Cortés retrocedió un paso, miró desconcertado a sus oficiales a derecha e izquierda como si buscara ayuda, como si ellos pudieran asistirle para evitar la gran desgracia que se cernía sobre la armada española que ahora estaba en las manos de Grumbach.

En ese instante tuvo una visión horripilante y cruenta de lo que sería el futuro derramamiento de sangre que Grumbach provocaría en la armada española.

Vio en torno a sí a todos sus oficiales muertos. En un lado veía a Sandoval, hombre decidido y valiente, pero ahora se tambaleaba y los mofletes le colgaban inertes y en su pecho sobresalía el mango de un puñal. Veía a Tapia con su presuntuoso vestido hecho jirones y manchado de sangre con su oronda cara destrozada por un hacha. Pedro de Olio se sostenía en pie pero su rostro estaba verdoso e hinchado como el de un ahogado y el agua le corría por la nariz y la boca. Juan de Leone llevaba ligaduras en los pies y mantenía las manos atadas ante el pecho e iba boquiabierto como si estuviera en peligro de muerte y gritaba auxilio, sin que nadie pudiera oírlo.

Cortés, al contemplar este espantoso espejismo, se estremeció y aterrorizó y de nuevo y por última vez volvió a imprecar a Grumbach para que devolviera el arcabuz de García Navarro.

Se acercó, alargó el cuello y con una voz que nacía de las entrañas mismas del espanto, que al oírla temblaba el mismo acero y la piedra, gritó:

—¡Devolved ese arcabuz, conde del Rin!

Grumbach sintió que su fuerza se había agotado.

Vio a Cortés firme ante él. Su cuerpo era enorme. Su cabeza se perdía en el firmamento, los negros nubarrones del cielo pasaban ante su frente y de sus puños goteaba la lluvia. Sin embargo, él, Grumbach, se sintió de pronto desamparado, humilde y débil y el arcabuz le pesaba en las manos y ansiaba apoyarlo en el suelo; no podía sujetarlo por más tiempo, era como si tuviera que dejarlo resbalar hasta caer al suelo.

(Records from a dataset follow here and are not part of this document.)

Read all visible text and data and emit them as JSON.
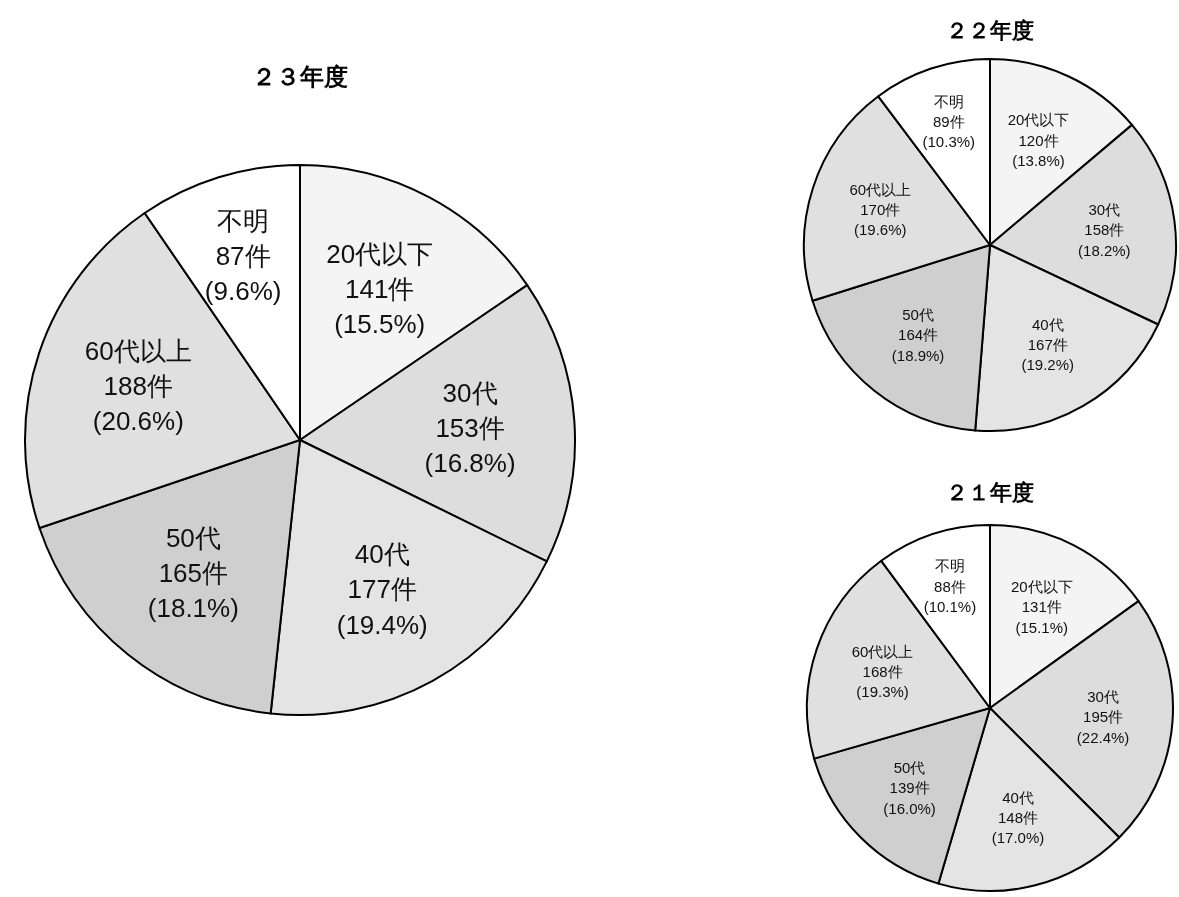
{
  "chart_data": [
    {
      "type": "pie",
      "title": "２３年度",
      "categories": [
        "20代以下",
        "30代",
        "40代",
        "50代",
        "60代以上",
        "不明"
      ],
      "values": [
        141,
        153,
        177,
        165,
        188,
        87
      ],
      "value_labels": [
        "141件\n(15.5%)",
        "153件\n(16.8%)",
        "177件\n(19.4%)",
        "165件\n(18.1%)",
        "188件\n(20.6%)",
        "87件\n(9.6%)"
      ],
      "colors": [
        "#f4f4f4",
        "#dddddd",
        "#e4e4e4",
        "#cfcfcf",
        "#e0e0e0",
        "#ffffff"
      ]
    },
    {
      "type": "pie",
      "title": "２２年度",
      "categories": [
        "20代以下",
        "30代",
        "40代",
        "50代",
        "60代以上",
        "不明"
      ],
      "values": [
        120,
        158,
        167,
        164,
        170,
        89
      ],
      "value_labels": [
        "120件\n(13.8%)",
        "158件\n(18.2%)",
        "167件\n(19.2%)",
        "164件\n(18.9%)",
        "170件\n(19.6%)",
        "89件\n(10.3%)"
      ],
      "colors": [
        "#f4f4f4",
        "#dddddd",
        "#e4e4e4",
        "#cfcfcf",
        "#e0e0e0",
        "#ffffff"
      ]
    },
    {
      "type": "pie",
      "title": "２１年度",
      "categories": [
        "20代以下",
        "30代",
        "40代",
        "50代",
        "60代以上",
        "不明"
      ],
      "values": [
        131,
        195,
        148,
        139,
        168,
        88
      ],
      "value_labels": [
        "131件\n(15.1%)",
        "195件\n(22.4%)",
        "148件\n(17.0%)",
        "139件\n(16.0%)",
        "168件\n(19.3%)",
        "88件\n(10.1%)"
      ],
      "colors": [
        "#f4f4f4",
        "#dddddd",
        "#e4e4e4",
        "#cfcfcf",
        "#e0e0e0",
        "#ffffff"
      ]
    }
  ]
}
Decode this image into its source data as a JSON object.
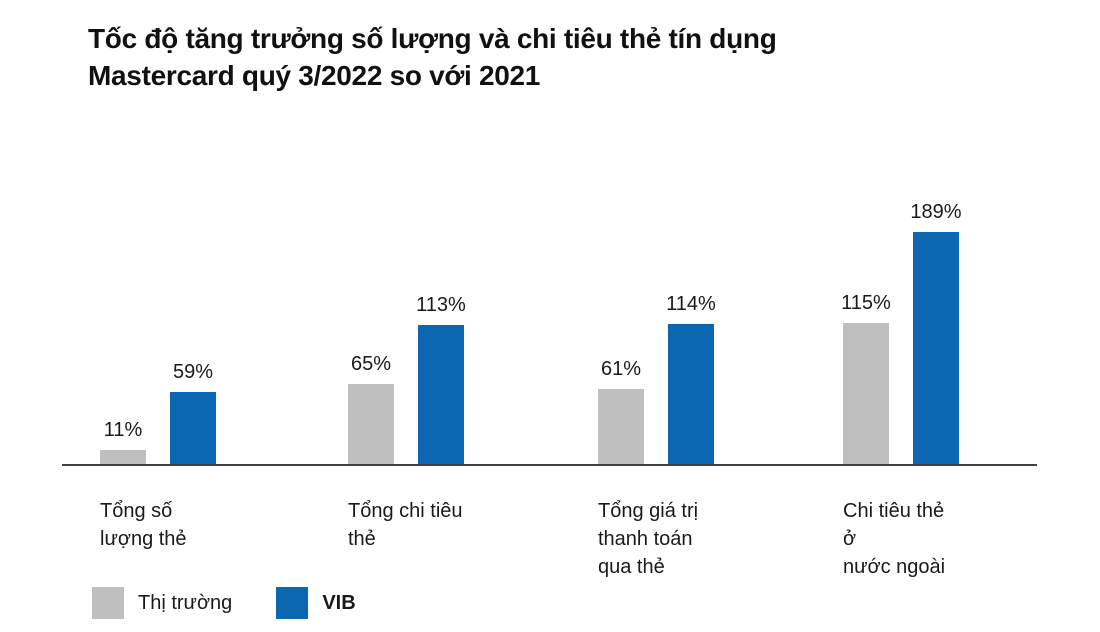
{
  "title": {
    "line1": "Tốc độ tăng trưởng số lượng và chi tiêu thẻ tín dụng",
    "line2": "Mastercard quý 3/2022 so với 2021"
  },
  "chart_data": {
    "type": "bar",
    "title": "Tốc độ tăng trưởng số lượng và chi tiêu thẻ tín dụng Mastercard quý 3/2022 so với 2021",
    "value_unit": "%",
    "categories": [
      "Tổng số lượng thẻ",
      "Tổng chi tiêu thẻ",
      "Tổng giá trị\nthanh toán qua thẻ",
      "Chi tiêu thẻ ở\nnước ngoài"
    ],
    "series": [
      {
        "name": "Thị trường",
        "color": "#bfbfbf",
        "values": [
          11,
          65,
          61,
          115
        ]
      },
      {
        "name": "VIB",
        "color": "#0b67b2",
        "values": [
          59,
          113,
          114,
          189
        ]
      }
    ],
    "ylim": [
      0,
      189
    ],
    "y_axis_visible": false,
    "x_axis_line_color": "#404040",
    "data_labels": "above-bars",
    "legend_position": "bottom-left",
    "grid": false
  }
}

Más de súbito escuchó una voz débil, tímida e indecisa en su interior, que le susurraba temerosa: «El oro no debe llegar a manos del Emperador». Y en ese mismo instante recordó las palabras que el diablo le había enseñado la noche anterior, y balbuceando y titubeando pronunció:

—Señor Cortés, os mando muchos saludos de vuestro señor primo que se acuerda mucho de vos y se limpia el hocico.

Y no bien hubo dicho lo anterior se rompió el poder de Cortés.

La pesadez de los miembros desapareció y Grumbach dejó de oír el martillero del terror en su corazón. Estaba en pie erguido con el arcabuz bien sujeto y aguantaba tranquilamente la mirada de Cortés que estaba ante él: un hombre de dimensión terrenal ni un palmo más alto que los demás.

Cortés se dio la vuelta en silencio y se fue.

Al pasar junto a Alvarado se detuvo y ordenó:

—¡Ahorcadle!

—¿A quién? —preguntó Alvarado.

—A García Navarro —respondió Cortés.